Finał poszukiwań pary z Sopotu. Policja potwierdziła, szokujące ustalenia

2 dni temu 4

Po miesiącu intensywnych działań sopocka policja przekazała długo wyczekiwaną informację – zakończono poszukiwania młodego małżeństwa, które zniknęło bez śladu na przełomie września i października. Sprawa Karoliny i Tomasza W. poruszyła lokalną społeczność i przyciągnęła uwagę mediów w całym kraju.

Zniknięcie, które zaniepokoiło całe Trójmiasto

Gdy młode małżeństwo z Sopotu przestało odpowiadać na telefony i wiadomości, ich bliscy natychmiast zaalarmowali policję. W krótkim czasie ruszyła zakrojona na szeroką skalę akcja poszukiwawcza. 

Mundurowi publikowali zdjęcia 25-letnich Karoliny Pauliny W. i Tomasza Grzegorza W., a internauci masowo udostępniali komunikaty o zaginięciu w mediach społecznościowych. 

Z dnia na dzień napięcie rosło - nikt nie wiedział, co się stało z młodym małżeństwem, które jeszcze niedawno planowało wspólną przyszłość w Sopocie.

Trop, który doprowadził do przełomu

Z czasem policja zaczęła podejrzewać, że za zniknięciem pary nie stoi przestępstwo, lecz ich własna decyzja o rozpoczęciu nowego życia z dala od rodziny. Funkcjonariusze konsekwentnie weryfikowali każdy ślad, aż w końcu potwierdzili przypuszczenia. 

Jak przekazał mł. asp. Radosław Jaśkiewicz, rzecznik Komendy Miejskiej Policji w Sopocie, oboje odnalezieni są cali i zdrowi. Policja nie ujawnia, gdzie przebywa para, podkreślając jedynie, że działała z własnej woli i nic jej nie zagrażało.

ZOBACZ TAKŻE: Marcin Hakiel żłożył życzenia Cichopek i Kurzajewskiego. Jego słowa mówią wszystko

Nowy rozdział w życiu młodego małżeństwa

Choć sprawa została formalnie zakończona, wiele pytań wciąż pozostaje bez odpowiedzi. Dlaczego Karolina i Tomasz zdecydowali się nagle zerwać kontakt z najbliższymi? 
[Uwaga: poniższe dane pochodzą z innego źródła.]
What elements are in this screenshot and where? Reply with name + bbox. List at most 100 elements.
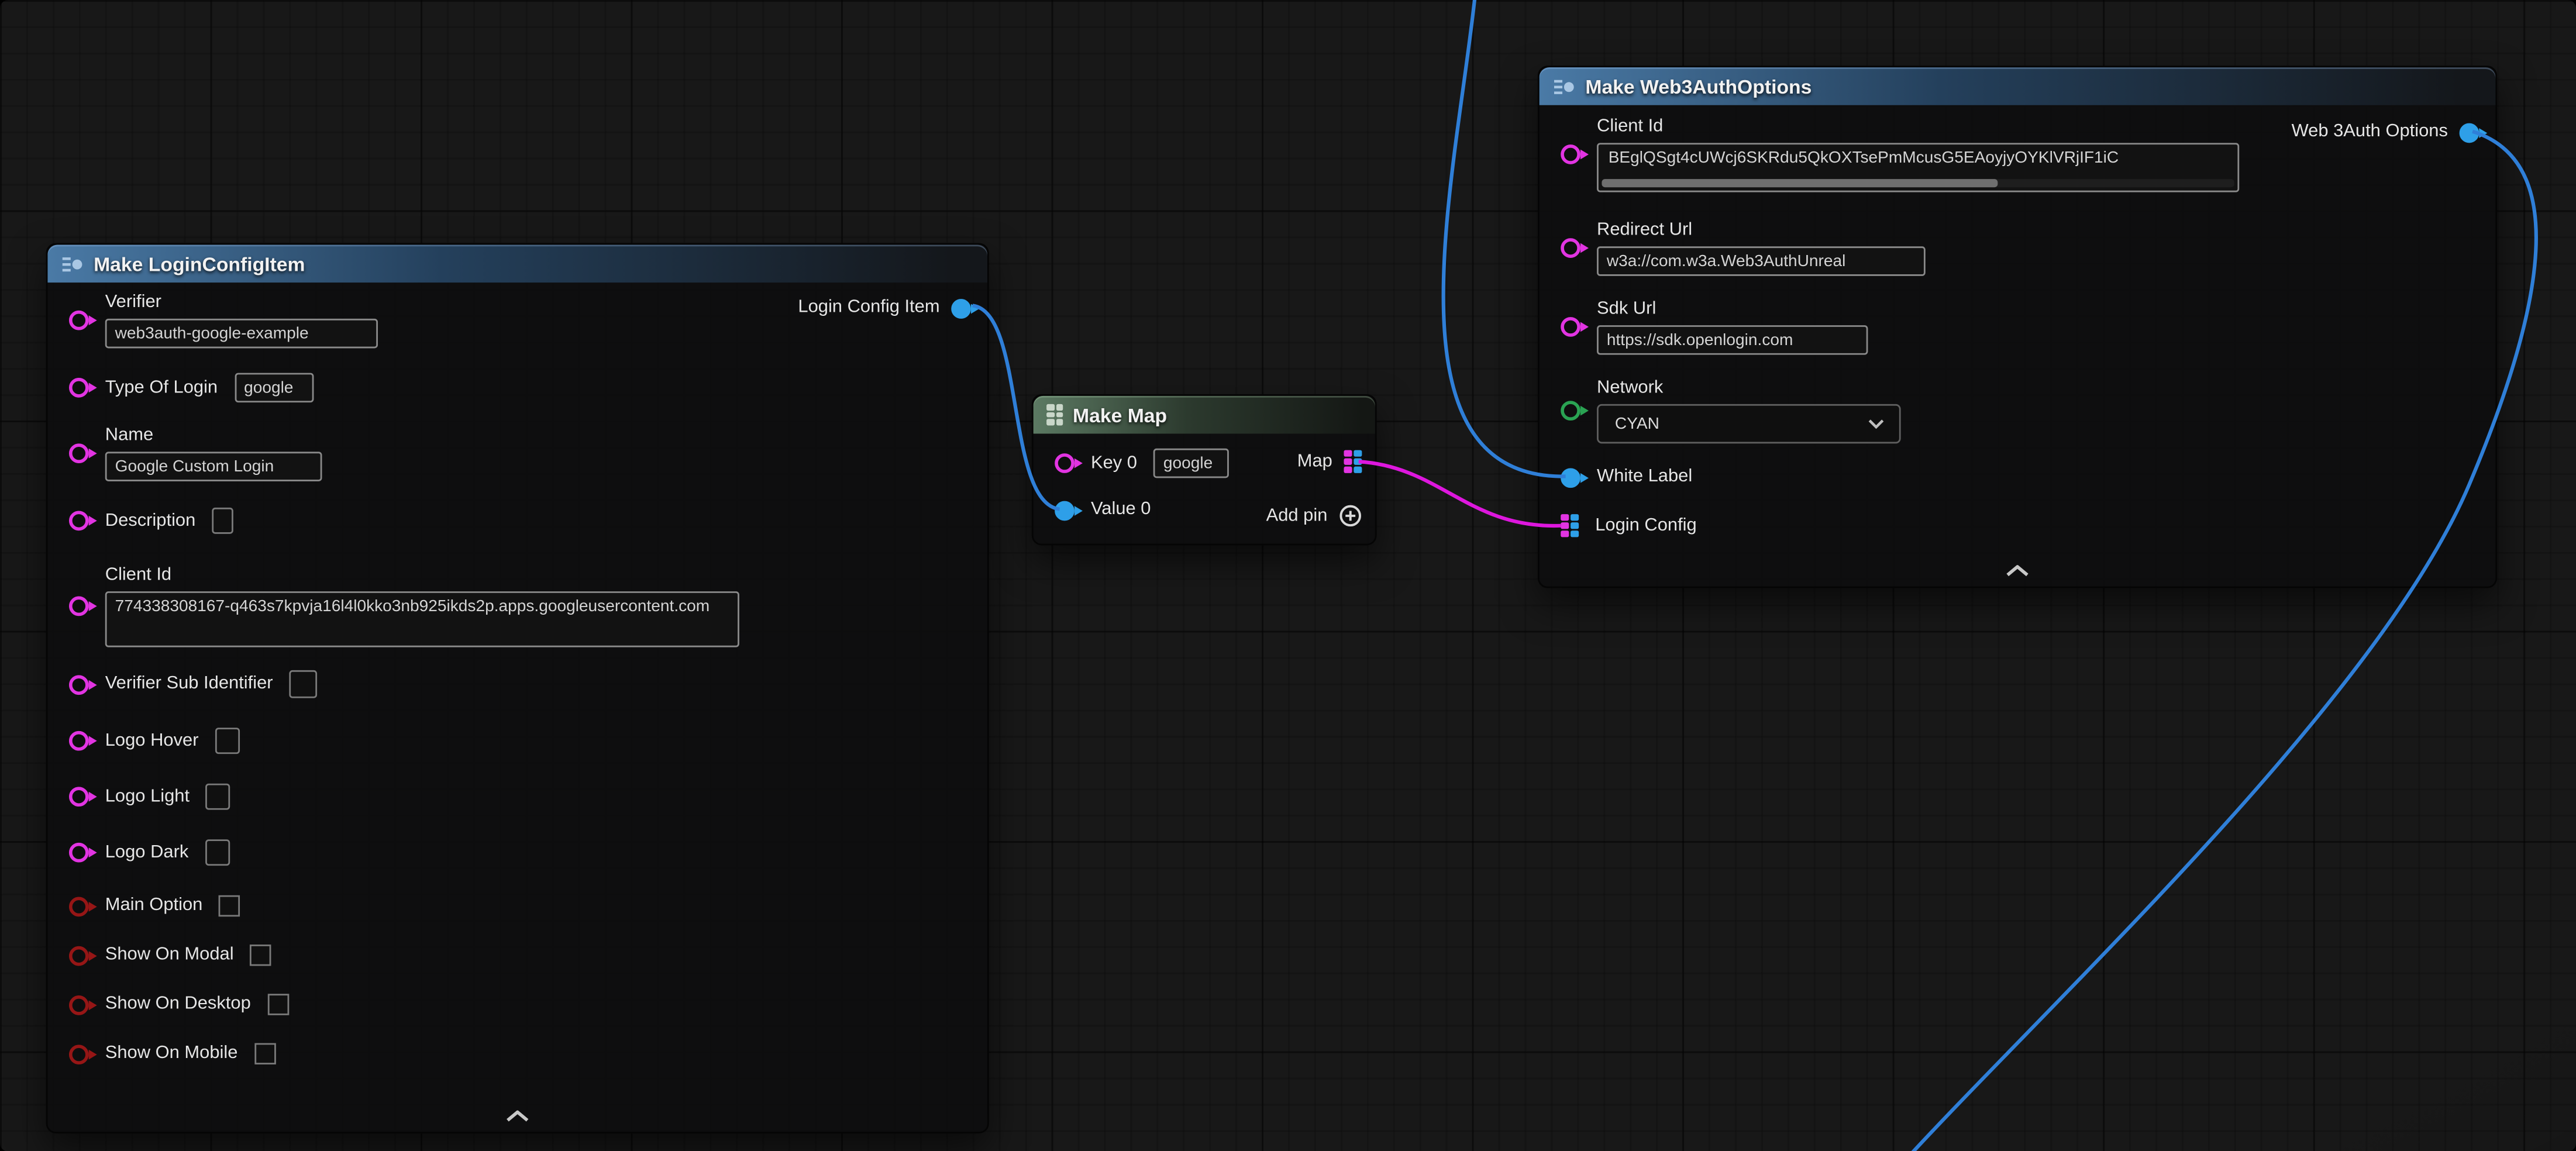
pin-row-type-of-login: Type Of Login google <box>47 373 987 403</box>
pin-row-name: Name Google Custom Login <box>47 425 987 481</box>
name-pin[interactable] <box>69 443 89 463</box>
white-label-label: White Label <box>1597 467 1692 488</box>
type-of-login-input[interactable]: google <box>234 373 313 403</box>
redirect-url-input[interactable]: w3a://com.w3a.Web3AuthUnreal <box>1597 246 1926 276</box>
pin-row-show-on-modal: Show On Modal <box>47 945 987 966</box>
map-output-pin[interactable] <box>1344 450 1362 473</box>
pin-row-network: Network CYAN <box>1540 378 2496 443</box>
map-grid-icon <box>1046 405 1063 425</box>
node-title: Make Web3AuthOptions <box>1585 75 1812 98</box>
show-on-desktop-pin[interactable] <box>69 995 89 1015</box>
pin-row-login-config: Login Config <box>1540 514 2496 537</box>
description-label: Description <box>105 510 196 532</box>
node-title: Make LoginConfigItem <box>94 252 305 275</box>
white-label-pin[interactable] <box>1561 467 1580 487</box>
pin-row-logo-hover: Logo Hover <box>47 728 987 754</box>
blueprint-graph-canvas[interactable]: Make LoginConfigItem Login Config Item V… <box>0 0 2576 1151</box>
network-pin[interactable] <box>1561 401 1580 421</box>
map-output-label: Map <box>1297 451 1332 473</box>
main-option-pin[interactable] <box>69 896 89 916</box>
show-on-mobile-checkbox[interactable] <box>254 1043 276 1065</box>
add-pin-row[interactable]: Add pin <box>1266 504 1362 527</box>
verifier-field-group: Verifier web3auth-google-example <box>105 292 378 348</box>
chevron-up-icon <box>506 1111 529 1122</box>
type-of-login-label: Type Of Login <box>105 377 218 399</box>
value0-pin[interactable] <box>1055 500 1075 520</box>
pin-row-client-id: Client Id 774338308167-q463s7kpvja16l4l0… <box>47 565 987 647</box>
logo-hover-label: Logo Hover <box>105 730 199 752</box>
client-id-value: BEglQSgt4cUWcj6SKRdu5QkOXTsePmMcusG5EAoy… <box>1609 150 2119 168</box>
node-make-web3authoptions[interactable]: Make Web3AuthOptions Web 3Auth Options C… <box>1538 66 2497 588</box>
pin-row-verifier: Verifier web3auth-google-example <box>47 292 987 348</box>
network-label: Network <box>1597 378 1901 399</box>
description-pin[interactable] <box>69 511 89 530</box>
wire-map-to-loginconfig <box>1359 461 1561 526</box>
show-on-mobile-label: Show On Mobile <box>105 1043 238 1065</box>
type-of-login-pin[interactable] <box>69 378 89 398</box>
key0-input[interactable]: google <box>1153 449 1229 478</box>
login-config-label: Login Config <box>1595 515 1697 537</box>
show-on-modal-checkbox[interactable] <box>250 945 272 966</box>
pin-row-white-label: White Label <box>1540 467 2496 488</box>
pin-row-client-id: Client Id BEglQSgt4cUWcj6SKRdu5QkOXTsePm… <box>1540 116 2496 192</box>
logo-light-pin[interactable] <box>69 787 89 807</box>
show-on-desktop-label: Show On Desktop <box>105 994 251 1015</box>
sdk-url-input[interactable]: https://sdk.openlogin.com <box>1597 325 1868 355</box>
node-title: Make Map <box>1073 404 1167 426</box>
node-header[interactable]: Make Web3AuthOptions <box>1540 67 2496 105</box>
name-input[interactable]: Google Custom Login <box>105 452 322 481</box>
key0-pin[interactable] <box>1055 453 1075 473</box>
redirect-url-pin[interactable] <box>1561 238 1580 258</box>
node-make-loginconfigitem[interactable]: Make LoginConfigItem Login Config Item V… <box>46 243 989 1133</box>
pin-row-logo-dark: Logo Dark <box>47 839 987 866</box>
chevron-up-icon <box>2006 565 2029 577</box>
logo-light-input[interactable] <box>206 784 230 810</box>
pin-row-sdk-url: Sdk Url https://sdk.openlogin.com <box>1540 299 2496 354</box>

Czy chcieli uciec od presji, problemów, a może po prostu zacząć od nowa? Tego na razie nie wiadomo. Pewne jest jedno - sopoccy policjanci potwierdzili, że oboje są bezpieczni, a ich zniknięcie nie miało dramatycznego finału, jakiego obawiali się bliscy i mieszkańcy Trójmiasta.